Unfortunately, many don’t realize that this formula is more related to what the reader wants than what the publisher demands.

I’ve been reading a bunch of self-published books, and I’m seeing this problem with surprising frequency.

For example, I started a paranormal cozy mystery series.  The heroine sees ghosts and solves their murders so they can rest in peace.  A cozy mystery tends to be laid back with an amateur sleuth who uses nosiness and intelligence to figure out the murder.  Violence and the gross elements (the dead body, blood, etc.) are usually off page until the very end when the amateur sleuth faces the killer but prevails.  

In one book in this series, the amateur sleuth is heading to a Western ghost town which is now a restored tourist destination.  She falls asleep and dreams about a ghost taking her to the local town where she meets the sheriff and discovers that a little girl and her family have disappeared, probably trapped in a mine or lost in the desert, and the little girl is in deadly danger.

After the amateur sleuth wakes up, she arrives in town and discovers her dream was accurate.  The hotel is exactly as she dreamed, and the sheriff is the person she dreamed about.  People know the family she dreamed about were there, but no one realizes that the family is in trouble.  

At this point, you’d expect the amateur sleuth to tell the sheriff about the little girl in danger and to do everything in her power to find her.  She does not.  Instead, she acts like this is her standard cozy mystery and begins a very slow and casual investigation while enjoying her vacation. 

Later, she meets the owner of the hotel who knew the family had expressed interest in exploring dangerous mines in search of treasure.  The hotel owner finally realizes the family may be in trouble but won’t tell the sheriff.  The amateur sleuth then gives her three days to tell the sheriff or she will.  All this while the young family may be trapped in a gold mine or the desert without food or water.  

I was screaming at the main character at this point as well as the writer who took a suspense plot and inserted it into a cozy then failed to follow through with the changes.  Needless to say, I haven’t bought any of her other books.  

Another novel with a weird mix of amateur sleuth and suspense had the amateur sleuth trying to solve a crime while the police and FBI were attacking it from another angle so its plot resembled a regular deck of cards with a UNO deck shuffled in.  The frustrating mix not only destroyed whatever tension and mystery existed by giving away too much information, but it alienated readers who prefer suspense or amateur sleuth mysteries.  

My recent favorite disaster is a series about a new private investigator who is accidentally dubbed a paranormal investigator.  He doesn’t believe in the paranormal, but he’s more than willing to take clients to prove the answer isn’t paranormal at all.

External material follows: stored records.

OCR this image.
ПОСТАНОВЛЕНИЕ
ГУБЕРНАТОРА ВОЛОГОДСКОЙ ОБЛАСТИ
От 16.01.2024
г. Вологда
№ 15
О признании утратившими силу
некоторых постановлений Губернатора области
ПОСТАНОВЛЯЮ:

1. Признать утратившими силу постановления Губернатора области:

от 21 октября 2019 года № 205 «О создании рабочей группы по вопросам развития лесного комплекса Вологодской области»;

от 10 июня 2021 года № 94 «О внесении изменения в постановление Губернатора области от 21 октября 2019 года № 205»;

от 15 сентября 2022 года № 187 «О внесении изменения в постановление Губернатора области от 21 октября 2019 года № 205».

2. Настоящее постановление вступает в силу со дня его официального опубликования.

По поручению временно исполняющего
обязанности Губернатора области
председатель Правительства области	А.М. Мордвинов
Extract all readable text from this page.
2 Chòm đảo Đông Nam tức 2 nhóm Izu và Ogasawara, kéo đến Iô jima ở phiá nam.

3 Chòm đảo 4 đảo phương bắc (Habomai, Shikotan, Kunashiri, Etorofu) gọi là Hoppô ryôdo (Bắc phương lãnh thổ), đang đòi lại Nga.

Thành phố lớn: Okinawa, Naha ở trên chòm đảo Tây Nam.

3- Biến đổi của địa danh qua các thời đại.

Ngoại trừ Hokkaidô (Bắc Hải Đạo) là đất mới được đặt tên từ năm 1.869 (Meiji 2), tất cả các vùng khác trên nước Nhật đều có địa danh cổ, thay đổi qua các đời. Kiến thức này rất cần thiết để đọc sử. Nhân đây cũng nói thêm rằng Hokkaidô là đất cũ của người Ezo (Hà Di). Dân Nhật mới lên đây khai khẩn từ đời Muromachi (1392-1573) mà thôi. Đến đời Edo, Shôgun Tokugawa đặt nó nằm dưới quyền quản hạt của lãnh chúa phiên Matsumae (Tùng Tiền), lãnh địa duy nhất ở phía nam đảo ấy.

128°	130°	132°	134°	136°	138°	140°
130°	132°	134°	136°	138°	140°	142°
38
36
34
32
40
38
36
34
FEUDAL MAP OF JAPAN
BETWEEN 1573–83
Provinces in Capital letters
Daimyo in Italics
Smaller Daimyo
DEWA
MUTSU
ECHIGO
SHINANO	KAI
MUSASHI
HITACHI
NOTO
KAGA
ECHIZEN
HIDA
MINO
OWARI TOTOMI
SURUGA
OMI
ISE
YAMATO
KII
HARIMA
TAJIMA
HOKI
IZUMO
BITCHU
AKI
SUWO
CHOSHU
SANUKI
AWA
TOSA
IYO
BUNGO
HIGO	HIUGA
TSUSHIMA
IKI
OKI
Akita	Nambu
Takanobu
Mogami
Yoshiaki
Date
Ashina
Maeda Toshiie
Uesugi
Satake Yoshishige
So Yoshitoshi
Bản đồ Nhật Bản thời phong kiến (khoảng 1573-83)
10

The author has branded this series urban fantasy despite having no magic/paranormal elements.  This is essentially like selling someone an Oreo milkshake that doesn’t have any Oreos in it, and the author then make fun of the reader for enjoying Oreos.  So, readers who enjoy vanilla shakes won’t buy it, readers who want the Oreos won’t buy the next.  

Romances with other elements like a mystery or the paranormal often lose sight of the romance and let the other genre drive the plot.  Part of this problem is poor branding or a misunderstanding of what a romance is.  

If you want to break the rules of a genre, you must understand them first as well as the audience’s expectations and then, very carefully, make your changes so that they make sense within the genre or genres.  Then you must brand the book as the correct genre or genre cross-mix so you find the right readers for your book.  

Those rules about formula are there for a very good reason.